Side encoding follows the floxlog convention. is_buyer_maker = true becomes Side::SELL (the buyer was the resting maker, so the active flow is a seller hitting the bid). is_buyer_maker = false becomes Side::BUY.

Convert a date range

For multi-day backfills, range_to_floxlog accepts a date range and optionally a local mirror cache. Missing zips are downloaded from data.binance.vision in parallel and reused on follow-up calls. The function signature:

binance.range_to_floxlog(
    symbol: str,
    market: str,                # "spot" | "um-futures" | "cm-futures"
    date_from: str | date,      # YYYY-MM-DD, inclusive
    date_to:   str | date,      # YYYY-MM-DD, inclusive
    out_tape:  str | Path,
    *,
    mirror:    str | Path | None = None,
    parallel:  int = 4,
    symbol_id: int = 1,
    skip_missing: bool = False,
    ...
) -> ConvertStats

Without mirror, the converter writes to a tempdir and discards it after the range is done. Set skip_missing=True to keep going if Binance has not published a particular day yet (common at the head of the archive).

CLI

flox archive binance is the same surface from the shell. For a date range:

flox archive binance \
  --symbol BTCUSDT \
  --market um-futures \
  --from 2024-01-01 --to 2024-01-31 \
  --out ./tapes/binance-um-BTCUSDT \
  --mirror ./.cache/binance \
  --parallel 4

For one-off conversions of a file already on disk, pass --csv instead of the date range:

flox archive binance \
  --csv ./BTCUSDT-aggTrades-2024-01-15.zip \
  --out ./tapes/binance-um-BTCUSDT \
  --symbol BTCUSDT --market um-futures --symbol-id 1

Append-safe and idempotent

The converter dedups on agg_trade_id against any trades already in the target tape. Re-running the same day, or running an overlapping range, is a no-op: every previously-imported row is skipped, and the writer adds zero new records. The reported rows_skipped counter shows how many rows were elided.

metadata.json

The tape's metadata.json is created (or merged into) on every successful conversion. MergedTapeReader keys symbols by (metadata.exchange, name), so the Binance archive tapes line up against tapes captured live by the recorder hook. The symbol IDs picked here do not need to match what the live recorder picked; the reader rekeys both into a global ID space at read time.
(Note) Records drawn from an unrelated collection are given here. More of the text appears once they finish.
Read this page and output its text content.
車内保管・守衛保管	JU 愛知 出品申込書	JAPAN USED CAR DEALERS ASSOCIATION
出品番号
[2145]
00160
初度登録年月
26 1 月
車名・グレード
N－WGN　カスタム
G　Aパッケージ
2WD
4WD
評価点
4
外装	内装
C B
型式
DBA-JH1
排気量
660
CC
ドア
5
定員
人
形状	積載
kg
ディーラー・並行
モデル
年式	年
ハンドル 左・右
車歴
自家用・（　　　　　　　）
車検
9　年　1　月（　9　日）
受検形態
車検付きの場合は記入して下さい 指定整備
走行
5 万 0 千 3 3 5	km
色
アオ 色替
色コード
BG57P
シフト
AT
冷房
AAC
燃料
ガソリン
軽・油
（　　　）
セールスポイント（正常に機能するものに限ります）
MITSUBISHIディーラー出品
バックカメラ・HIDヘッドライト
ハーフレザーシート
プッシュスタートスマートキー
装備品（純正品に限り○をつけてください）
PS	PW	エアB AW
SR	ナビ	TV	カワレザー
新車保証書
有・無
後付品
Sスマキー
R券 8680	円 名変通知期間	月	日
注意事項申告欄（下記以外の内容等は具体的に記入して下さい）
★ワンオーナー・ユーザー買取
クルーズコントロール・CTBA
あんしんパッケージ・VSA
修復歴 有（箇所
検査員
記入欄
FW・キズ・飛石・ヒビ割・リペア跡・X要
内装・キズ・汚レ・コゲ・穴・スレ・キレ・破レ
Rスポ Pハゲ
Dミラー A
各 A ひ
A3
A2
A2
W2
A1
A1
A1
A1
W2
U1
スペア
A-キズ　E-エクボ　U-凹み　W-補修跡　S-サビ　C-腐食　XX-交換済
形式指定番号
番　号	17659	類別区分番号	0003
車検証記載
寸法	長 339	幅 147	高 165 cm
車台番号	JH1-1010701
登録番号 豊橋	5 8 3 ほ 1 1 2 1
What is and is not in the archive

aggTrades only carries print events. There is no book information. The archive that does carry it (depth20 and T1 / bookTicker) is tracked separately, so the produced tapes can later be combined into a single floxlog directory with both trades and book updates.

Other public archives (Bybit, OKX, Bitget) follow the same pattern but ship as separate subcommands under flox archive; see the multi-exchange reader task in the roadmap.